Your midwife will give you specific advice on hygiene, pain-relieving drugs and self-help measures, all of which will help to reduce your discomfort. However, here are some general tips to help you to feel more comfortable and help your perineum to heal:

• Take pain relief such as paracetamol. Do not wait until you are in pain, but take this on a regular basis for the first few days (no more than one to two tablets four times a day). While in hospital your midwife will be able to give you stronger pain-relief if you need it.

• Always wash your hands before and after you go to the toilet and/or change your sanitary towel (pad), especially when you go home. You should change your sanitary towel (pad) at least every four hours. Ensure it is secured in place so it doesn’t move around and cause further irritation.

• Pour warm water on your perineum when you sit on the toilet to pass urine. The warm water will dilute the urine so it won’t irritate the wound.

• Drinking plenty of water will also keep your urine diluted (make it less yellow), this will also help to reduce irritation when you pass urine.

• Pat the area dry from front to back to avoid introducing germs from the anus into the perineal and vaginal area.

• Begin doing gentle pelvic floor exercises as soon as you can after the birth to increase your blood supply to the area and help the healing process. These exercises will also help your pelvic floor regain its tone and control. Please discuss these with your midwife and take a look at the tab entitled ‘Shape up after pregnancy’ in your Healthier Together App or Website.

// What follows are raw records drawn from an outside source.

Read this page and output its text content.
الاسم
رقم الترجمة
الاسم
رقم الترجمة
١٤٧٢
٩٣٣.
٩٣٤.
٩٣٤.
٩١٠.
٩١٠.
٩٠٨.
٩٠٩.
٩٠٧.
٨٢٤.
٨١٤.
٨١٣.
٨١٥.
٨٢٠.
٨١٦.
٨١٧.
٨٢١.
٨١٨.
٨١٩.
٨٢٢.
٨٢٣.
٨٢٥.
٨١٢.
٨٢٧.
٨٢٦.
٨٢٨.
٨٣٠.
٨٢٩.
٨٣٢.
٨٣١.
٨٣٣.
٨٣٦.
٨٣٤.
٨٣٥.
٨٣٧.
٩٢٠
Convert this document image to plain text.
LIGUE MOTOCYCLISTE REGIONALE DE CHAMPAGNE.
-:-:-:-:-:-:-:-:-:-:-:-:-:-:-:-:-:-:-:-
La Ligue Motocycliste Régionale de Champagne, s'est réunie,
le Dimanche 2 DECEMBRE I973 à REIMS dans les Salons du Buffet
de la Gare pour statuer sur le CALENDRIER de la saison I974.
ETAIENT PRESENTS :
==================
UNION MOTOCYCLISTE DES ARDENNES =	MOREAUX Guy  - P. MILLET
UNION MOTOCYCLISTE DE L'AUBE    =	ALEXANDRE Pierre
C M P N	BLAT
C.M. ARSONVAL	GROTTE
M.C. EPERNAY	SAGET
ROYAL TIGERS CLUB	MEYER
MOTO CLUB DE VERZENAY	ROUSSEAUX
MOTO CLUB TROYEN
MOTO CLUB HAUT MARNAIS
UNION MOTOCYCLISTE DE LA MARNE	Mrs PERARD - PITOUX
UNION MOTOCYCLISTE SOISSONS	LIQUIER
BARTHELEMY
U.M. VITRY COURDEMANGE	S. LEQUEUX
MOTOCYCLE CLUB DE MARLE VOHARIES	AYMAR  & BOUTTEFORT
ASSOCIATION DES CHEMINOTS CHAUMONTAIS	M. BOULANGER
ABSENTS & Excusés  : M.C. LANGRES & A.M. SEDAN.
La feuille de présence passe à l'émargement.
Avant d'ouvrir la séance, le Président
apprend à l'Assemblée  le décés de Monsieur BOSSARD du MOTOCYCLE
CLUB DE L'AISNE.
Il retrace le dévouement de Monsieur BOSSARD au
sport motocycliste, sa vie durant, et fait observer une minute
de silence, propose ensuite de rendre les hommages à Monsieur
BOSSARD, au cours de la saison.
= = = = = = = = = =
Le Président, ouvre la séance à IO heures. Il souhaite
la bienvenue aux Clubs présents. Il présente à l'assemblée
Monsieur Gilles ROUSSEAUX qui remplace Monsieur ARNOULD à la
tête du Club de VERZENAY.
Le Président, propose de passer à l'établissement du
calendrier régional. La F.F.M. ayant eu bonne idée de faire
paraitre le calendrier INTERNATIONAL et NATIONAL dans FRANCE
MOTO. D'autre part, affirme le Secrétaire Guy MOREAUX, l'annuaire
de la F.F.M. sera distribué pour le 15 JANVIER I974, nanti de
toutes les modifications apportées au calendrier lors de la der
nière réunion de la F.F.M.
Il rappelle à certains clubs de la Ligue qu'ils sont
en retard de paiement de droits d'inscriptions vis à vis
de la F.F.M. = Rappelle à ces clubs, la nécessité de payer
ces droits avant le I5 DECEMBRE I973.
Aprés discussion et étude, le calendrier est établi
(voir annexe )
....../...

• Avoid standing or sitting for long periods and ensure you are comfortable when sitting to feed your baby. Try lying on your side to feed.

• Avoid perfumed soaps when washing the area. Frequent baths or bidets are soothing but staying in the bath too long will slow down the healing process so try not to sit in the bath for more than 20 minutes each time.

• Avoid wearing tight trousers or jeans.

• When you get home and have some privacy, you may find relief by lying in bed without your knickers or a sanitary towel on and letting your perineum ‘air dry’.

Having your bowels open


You can safely open your bowels without any damage occurring to your perineum or stitches after the birth. The first few times you have your bowels open, hold a clean pad against your perineum to protect your stitches.

• If you are unable to open your bowels, your midwife can give you the medicine lactulose (a stool softener). This will help you have your bowels open without straining.

• Drinking plenty of fluids and eating a well-balanced diet that includes fresh fruit and vegetables as well as fibre will also help you to avoid constipation.

What about sex?


It is quite safe to have sex when you feel ready but remember the need to use contraception from three weeks following the birth. The first few times you have sex use a lubricating jelly and try out different positions to find one that is comfortable for you. Don’t be surprised if it feels different.

In the first weeks and even months after the birth you may have no desire for sex at all and this is completely normal.